Writer: Richard O’Brien
Director: Christopher Luscombe
First appearing at the 63-seat Theatre Upstairs at The Royal Court in 1973, Richard O’Brien’s schlock horror musical has become a worldwide cultural phenomenon. Centred around a cross-dressing, bisexual alien with a taste for excess it was quick to find a cult audience, but the irresistible energy and catchiness of its score and the artful spoofing of 1950s horror movies has given it a considerably wider appeal. Every Rocky Horror audience contains a fair sprinkling of fanatical followers, dressed in variations on basques and stockings or sequinned finery, sporting feather boas or rubber gloves. There are also, however, many normally dressed, musical theatre fans who enjoy a ribald, outrageous, fundamentally good-natured evening of tuneful escapism.
The audience cannot be ignored in any review of this show. The fourth wall is shattered from the first moments when Natasha Hoeberigs’ perky usherette appears in an impossibly short, pink uniform to remind us of the science fiction double features that filled cinemas in the 1950s.
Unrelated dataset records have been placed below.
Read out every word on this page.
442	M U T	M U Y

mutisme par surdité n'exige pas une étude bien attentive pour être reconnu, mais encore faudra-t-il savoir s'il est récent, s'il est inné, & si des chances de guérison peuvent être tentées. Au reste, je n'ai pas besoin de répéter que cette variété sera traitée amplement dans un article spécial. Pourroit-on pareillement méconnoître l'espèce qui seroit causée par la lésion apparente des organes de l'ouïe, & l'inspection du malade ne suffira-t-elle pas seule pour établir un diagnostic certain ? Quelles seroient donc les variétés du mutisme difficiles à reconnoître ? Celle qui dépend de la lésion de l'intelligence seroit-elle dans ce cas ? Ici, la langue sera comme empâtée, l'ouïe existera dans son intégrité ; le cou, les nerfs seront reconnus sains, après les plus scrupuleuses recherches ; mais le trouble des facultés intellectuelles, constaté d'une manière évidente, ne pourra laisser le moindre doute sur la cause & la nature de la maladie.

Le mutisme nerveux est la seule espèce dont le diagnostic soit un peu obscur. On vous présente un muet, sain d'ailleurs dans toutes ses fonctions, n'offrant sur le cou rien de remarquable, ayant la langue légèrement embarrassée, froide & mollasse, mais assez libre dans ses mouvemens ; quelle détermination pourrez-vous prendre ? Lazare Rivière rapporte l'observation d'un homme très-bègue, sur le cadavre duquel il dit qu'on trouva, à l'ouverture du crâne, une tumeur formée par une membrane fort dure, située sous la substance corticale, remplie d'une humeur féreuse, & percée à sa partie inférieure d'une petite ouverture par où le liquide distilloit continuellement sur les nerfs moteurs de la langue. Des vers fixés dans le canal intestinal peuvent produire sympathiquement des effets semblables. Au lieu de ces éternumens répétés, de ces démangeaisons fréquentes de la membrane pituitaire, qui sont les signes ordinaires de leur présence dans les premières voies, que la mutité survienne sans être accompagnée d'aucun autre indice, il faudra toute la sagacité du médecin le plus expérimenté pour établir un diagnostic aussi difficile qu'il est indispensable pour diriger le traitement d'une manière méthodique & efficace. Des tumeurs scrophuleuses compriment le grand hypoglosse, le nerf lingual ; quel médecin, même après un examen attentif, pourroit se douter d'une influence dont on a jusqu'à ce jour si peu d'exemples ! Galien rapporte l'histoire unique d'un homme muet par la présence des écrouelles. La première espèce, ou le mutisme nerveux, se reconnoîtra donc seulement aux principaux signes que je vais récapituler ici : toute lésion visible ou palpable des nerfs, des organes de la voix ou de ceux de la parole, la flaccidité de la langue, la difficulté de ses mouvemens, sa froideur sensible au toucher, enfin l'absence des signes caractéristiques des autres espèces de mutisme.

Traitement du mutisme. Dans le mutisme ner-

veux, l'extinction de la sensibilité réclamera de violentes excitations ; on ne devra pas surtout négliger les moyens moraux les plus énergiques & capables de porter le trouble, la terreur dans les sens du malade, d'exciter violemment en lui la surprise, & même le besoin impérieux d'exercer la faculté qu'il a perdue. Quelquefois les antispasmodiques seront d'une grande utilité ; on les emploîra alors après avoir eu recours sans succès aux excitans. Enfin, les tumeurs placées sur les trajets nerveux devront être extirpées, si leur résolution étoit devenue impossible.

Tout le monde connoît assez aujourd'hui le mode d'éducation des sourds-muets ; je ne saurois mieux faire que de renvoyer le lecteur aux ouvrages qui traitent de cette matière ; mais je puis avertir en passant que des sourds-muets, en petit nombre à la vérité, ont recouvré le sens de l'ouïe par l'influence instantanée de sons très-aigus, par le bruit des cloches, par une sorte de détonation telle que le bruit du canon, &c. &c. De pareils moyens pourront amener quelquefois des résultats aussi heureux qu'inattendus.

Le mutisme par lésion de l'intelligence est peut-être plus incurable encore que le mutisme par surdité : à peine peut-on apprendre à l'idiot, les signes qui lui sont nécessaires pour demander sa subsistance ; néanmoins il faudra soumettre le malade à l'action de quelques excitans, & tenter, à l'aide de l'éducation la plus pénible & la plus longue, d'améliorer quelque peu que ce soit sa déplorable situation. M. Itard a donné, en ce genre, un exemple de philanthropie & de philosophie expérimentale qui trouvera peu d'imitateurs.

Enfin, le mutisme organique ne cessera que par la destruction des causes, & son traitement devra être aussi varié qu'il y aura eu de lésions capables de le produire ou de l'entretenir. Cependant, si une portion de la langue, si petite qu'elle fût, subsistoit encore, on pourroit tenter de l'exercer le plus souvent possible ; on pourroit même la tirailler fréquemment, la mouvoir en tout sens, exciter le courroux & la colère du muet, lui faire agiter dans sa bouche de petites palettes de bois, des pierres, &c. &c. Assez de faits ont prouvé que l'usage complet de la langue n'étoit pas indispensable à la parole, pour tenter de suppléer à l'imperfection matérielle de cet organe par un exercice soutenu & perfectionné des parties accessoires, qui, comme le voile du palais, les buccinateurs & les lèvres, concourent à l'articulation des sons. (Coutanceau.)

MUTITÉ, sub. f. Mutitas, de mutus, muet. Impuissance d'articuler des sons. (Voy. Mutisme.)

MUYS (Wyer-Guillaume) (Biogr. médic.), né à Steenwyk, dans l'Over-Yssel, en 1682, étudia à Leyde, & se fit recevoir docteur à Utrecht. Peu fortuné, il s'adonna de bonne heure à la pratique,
Audience members can be heard to be quietly singing along as she nicely sets the tone for what follows. Once the excessively clean-cut Brad and Janet make their appearance, the time-honoured interjections from the audience begin, all taken in their stride by the actors.
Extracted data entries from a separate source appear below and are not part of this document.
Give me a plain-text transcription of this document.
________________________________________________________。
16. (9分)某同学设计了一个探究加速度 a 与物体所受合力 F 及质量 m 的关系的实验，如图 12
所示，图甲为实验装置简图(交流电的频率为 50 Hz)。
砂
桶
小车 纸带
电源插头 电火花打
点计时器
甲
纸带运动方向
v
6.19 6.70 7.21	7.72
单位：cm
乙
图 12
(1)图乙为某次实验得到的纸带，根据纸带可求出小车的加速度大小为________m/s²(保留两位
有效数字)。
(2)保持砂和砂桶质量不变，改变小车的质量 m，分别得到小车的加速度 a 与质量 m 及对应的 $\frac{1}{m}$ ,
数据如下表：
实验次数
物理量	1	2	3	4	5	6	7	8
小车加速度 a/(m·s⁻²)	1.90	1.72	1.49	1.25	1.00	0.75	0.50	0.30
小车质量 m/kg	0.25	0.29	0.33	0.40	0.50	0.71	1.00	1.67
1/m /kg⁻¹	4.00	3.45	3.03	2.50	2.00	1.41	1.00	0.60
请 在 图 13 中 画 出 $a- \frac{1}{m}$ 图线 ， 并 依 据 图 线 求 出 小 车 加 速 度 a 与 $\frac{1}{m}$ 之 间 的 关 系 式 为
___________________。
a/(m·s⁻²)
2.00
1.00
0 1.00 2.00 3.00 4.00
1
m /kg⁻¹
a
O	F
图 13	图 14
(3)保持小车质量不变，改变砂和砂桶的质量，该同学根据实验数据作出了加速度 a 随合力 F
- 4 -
Once Nathan Caton’s narrator appears, almost a full-on dialogue begins with the audience. His carefully-timed pauses allow audience members to provide alternative, and filthy, endings to his sentences, allowing him to respond in kind, which he does with great panache and obvious enjoyment.
Owing to a flat tire, Brad and Janet find themselves at an eerie, gothic castle where Job Greuter’s delightfully sinister Riff-Raff brings them into the presence of Frank N Furter, whose tight basque and loose morals draw them into a string of events whereby they lose first their clothes, then their innocence.
Following unsuccessful experiments with the unfortunate Eddie, a great rock’n’roll performance by Edward Bullingham, Frank has succeeded in creating his own ideal man, a Charles Atlas clone, played with disarming innocence by Morgan Jackson. A series of hilarious and sometimes graphic liaisons take place until events spiral out of control, leading to a mound of bodies reminiscent of the end of Hamlet.
At the centre of this is Jason Donovan’s louche and engagingly debauched Frank. In a slightly world-weary characterisation that falls halfway between Julian Clary and Craig Revel-Horwood, he seems to be enjoying himself enormously. Flirting knowingly with the audience, strutting in his heels and thrusting his pelvis unashamedly, he is light years away from his Aussie soap persona. As well as catching every comic opportunity, he also fills the vocal demands of the role very well.
Connor Carson’s Brad is nicely judged and features outstanding vocals, while Lauren Chia matches him as Janet. Hoeberigs doubles as Magenta in a high-energy performance that shows her versatility and Jayme-Lee Zanoncelli is a sassy but vulnerable Columbia, dancing and singing with equal skill. Greuter’s Riff-Raff is a shadowy delight, scuttling like a wounded insect about the stage but giving the legendary Time Warp number everything an audience could hope for.
There are no weak links in this polished cast, and they deliver every number expertly, accompanied by a first-rate band, under the direction of Josh Sood. They also make the most of Nathan M Wright’s clever choreography.
This is not an evening for the easily offended or for those looking for subtlety or thoughtful, clever plotlines. Nonetheless, it is entirely unpretentious and unapologetic in doing what it sets out to do, which is to entertain and amuse. This good-looking show does that in high style, and it is, no doubt, perverse of this reviewer to slightly miss the lower production values of earlier touring versions that had a charming tackiness, somehow in line with the show’s ethos and origins.